How Trump muscled his way to the Republican nomination

WASHINGTON - Some of the Republican Party's most influential donors gathered 16 months ago in Las Vegas to consider potential 2024 presidential candidates. The 2022 US midterm results had just embarrassed the party, and the chatter in the room laid the blame on Donald Trump.

It was time to move on, several donors told Reuters. The former president was a has-been, a drag on Republican fortunes, they said. An opinion poll a short time later showed him only 6 percentage points ahead of the Republican field.

Fast-forward, and today Trump is effectively the nominee, his grip on the Republican Party tighter than ever. After a wavering campaign launch in November 2022, he surged ahead in opinion polls and his Republican rivals were never able to catch up.

How he did that - after two impeachments and multiple criminal indictments represents one of the greatest political comebacks in United States history.

That weekend in Las Vegas, while Trump spoke to a gathering of the Republican Jewish Coalition via video, much of the interest lay with Florida Governor Ron DeSantis, who gave a well-received keynote speech and looked poised to challenge Trump for the nomination.

Now, Mr DeSantis is an afterthought after running a poor campaign in which he failed to live up to the early hype that he was Trump's natural successor.
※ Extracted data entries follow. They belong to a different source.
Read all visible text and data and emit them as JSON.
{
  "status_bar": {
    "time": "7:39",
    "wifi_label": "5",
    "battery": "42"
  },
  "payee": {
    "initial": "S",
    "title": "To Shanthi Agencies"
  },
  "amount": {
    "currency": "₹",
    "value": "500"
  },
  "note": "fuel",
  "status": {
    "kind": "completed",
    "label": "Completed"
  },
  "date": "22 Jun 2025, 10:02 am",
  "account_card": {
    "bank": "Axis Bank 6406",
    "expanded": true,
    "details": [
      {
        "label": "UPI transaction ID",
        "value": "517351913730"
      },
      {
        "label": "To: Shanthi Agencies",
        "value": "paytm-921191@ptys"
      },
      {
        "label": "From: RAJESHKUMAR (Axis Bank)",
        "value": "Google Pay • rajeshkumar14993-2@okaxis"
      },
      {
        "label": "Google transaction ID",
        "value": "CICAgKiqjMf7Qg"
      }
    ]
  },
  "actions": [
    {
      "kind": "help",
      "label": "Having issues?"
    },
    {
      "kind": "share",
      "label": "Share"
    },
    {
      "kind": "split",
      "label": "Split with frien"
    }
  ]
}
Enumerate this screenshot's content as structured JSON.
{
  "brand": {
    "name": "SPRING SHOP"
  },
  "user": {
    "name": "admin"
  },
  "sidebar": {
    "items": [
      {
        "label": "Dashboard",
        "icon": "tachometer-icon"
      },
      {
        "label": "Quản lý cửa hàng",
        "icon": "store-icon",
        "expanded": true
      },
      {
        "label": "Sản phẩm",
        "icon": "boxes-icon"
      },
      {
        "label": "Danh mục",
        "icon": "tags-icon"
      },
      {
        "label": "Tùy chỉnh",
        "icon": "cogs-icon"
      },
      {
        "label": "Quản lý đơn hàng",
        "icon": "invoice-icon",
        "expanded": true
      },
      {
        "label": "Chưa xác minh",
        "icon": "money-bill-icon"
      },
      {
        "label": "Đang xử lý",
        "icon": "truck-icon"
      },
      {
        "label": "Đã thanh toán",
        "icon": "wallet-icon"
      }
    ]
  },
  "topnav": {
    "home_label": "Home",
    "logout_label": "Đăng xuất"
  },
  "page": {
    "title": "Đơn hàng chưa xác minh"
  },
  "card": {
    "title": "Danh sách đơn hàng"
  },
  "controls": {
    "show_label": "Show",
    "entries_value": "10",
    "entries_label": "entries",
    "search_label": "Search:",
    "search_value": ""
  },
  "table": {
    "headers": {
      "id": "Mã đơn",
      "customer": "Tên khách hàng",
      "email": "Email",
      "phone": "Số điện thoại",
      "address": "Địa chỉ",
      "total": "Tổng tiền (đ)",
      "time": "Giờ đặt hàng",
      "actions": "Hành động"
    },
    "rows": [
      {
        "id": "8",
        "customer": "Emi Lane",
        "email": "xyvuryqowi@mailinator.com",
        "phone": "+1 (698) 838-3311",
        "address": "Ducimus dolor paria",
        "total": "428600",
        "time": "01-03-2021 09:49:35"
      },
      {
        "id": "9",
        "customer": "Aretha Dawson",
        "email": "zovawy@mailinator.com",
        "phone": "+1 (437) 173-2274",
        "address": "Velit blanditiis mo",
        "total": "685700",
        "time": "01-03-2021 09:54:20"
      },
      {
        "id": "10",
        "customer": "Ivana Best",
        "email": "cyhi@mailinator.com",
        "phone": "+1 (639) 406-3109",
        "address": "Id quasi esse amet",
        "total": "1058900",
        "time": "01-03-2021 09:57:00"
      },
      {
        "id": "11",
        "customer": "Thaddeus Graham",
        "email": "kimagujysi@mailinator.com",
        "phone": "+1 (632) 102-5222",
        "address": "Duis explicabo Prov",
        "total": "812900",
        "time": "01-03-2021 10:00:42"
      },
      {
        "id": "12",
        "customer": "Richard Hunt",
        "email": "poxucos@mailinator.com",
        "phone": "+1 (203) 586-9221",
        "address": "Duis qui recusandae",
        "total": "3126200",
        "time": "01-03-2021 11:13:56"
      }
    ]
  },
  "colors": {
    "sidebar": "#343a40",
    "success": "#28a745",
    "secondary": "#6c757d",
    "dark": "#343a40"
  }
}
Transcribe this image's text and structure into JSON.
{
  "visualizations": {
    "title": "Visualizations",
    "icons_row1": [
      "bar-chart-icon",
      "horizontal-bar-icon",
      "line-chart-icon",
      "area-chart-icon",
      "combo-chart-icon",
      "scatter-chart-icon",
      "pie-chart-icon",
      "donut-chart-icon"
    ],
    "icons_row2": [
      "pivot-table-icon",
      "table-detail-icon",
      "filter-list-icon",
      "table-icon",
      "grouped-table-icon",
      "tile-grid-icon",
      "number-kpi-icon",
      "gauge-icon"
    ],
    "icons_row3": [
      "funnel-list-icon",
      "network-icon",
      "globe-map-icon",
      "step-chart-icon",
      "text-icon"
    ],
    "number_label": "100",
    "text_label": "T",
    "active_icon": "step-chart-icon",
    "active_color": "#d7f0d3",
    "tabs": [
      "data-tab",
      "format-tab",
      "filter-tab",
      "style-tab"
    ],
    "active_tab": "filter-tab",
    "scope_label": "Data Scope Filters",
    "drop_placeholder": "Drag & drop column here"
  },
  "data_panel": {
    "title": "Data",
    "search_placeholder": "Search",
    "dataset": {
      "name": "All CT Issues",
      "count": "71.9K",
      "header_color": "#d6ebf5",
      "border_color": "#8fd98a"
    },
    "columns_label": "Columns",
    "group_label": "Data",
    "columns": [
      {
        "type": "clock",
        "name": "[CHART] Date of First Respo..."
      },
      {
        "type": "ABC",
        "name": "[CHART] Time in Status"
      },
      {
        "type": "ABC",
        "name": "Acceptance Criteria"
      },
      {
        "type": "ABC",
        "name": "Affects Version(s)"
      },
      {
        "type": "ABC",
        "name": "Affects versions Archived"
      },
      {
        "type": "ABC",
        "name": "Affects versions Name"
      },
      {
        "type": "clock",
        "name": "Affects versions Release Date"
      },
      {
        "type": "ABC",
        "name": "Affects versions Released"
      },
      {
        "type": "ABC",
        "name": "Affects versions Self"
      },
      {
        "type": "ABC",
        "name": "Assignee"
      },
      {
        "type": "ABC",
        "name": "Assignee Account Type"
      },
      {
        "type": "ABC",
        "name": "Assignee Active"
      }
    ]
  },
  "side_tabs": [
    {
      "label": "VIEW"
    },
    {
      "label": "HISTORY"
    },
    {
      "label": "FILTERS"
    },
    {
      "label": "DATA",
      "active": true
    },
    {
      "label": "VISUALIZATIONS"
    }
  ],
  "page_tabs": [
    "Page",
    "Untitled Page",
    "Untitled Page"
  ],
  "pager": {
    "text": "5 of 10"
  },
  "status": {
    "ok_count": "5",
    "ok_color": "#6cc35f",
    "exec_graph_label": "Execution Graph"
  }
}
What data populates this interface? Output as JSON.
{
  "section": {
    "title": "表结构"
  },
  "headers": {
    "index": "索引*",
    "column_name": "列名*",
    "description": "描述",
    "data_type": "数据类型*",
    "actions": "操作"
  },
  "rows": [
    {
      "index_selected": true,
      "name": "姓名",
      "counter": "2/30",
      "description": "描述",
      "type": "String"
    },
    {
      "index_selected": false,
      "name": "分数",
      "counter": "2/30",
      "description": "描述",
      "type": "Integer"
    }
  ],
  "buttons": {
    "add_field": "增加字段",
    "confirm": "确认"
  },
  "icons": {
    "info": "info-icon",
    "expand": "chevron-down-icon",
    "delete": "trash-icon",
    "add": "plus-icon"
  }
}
Former United Nations ambassador Nikki Haley, the lone remaining challenger to Trump, exited the race on March 6 after a defiant but ultimately hopeless last stand.

Some opinion polls show Trump as the favourite against the Democratic incumbent, President Joe Biden, in the November election, although many Americans remain undecided.

"It's totally nuts. Most defeated presidents don't come back and run," said Dr Lindsay Chervinsky, a presidential historian at Southern Methodist University in Dallas. "There is no reason to think he should have won the nomination, especially this fast."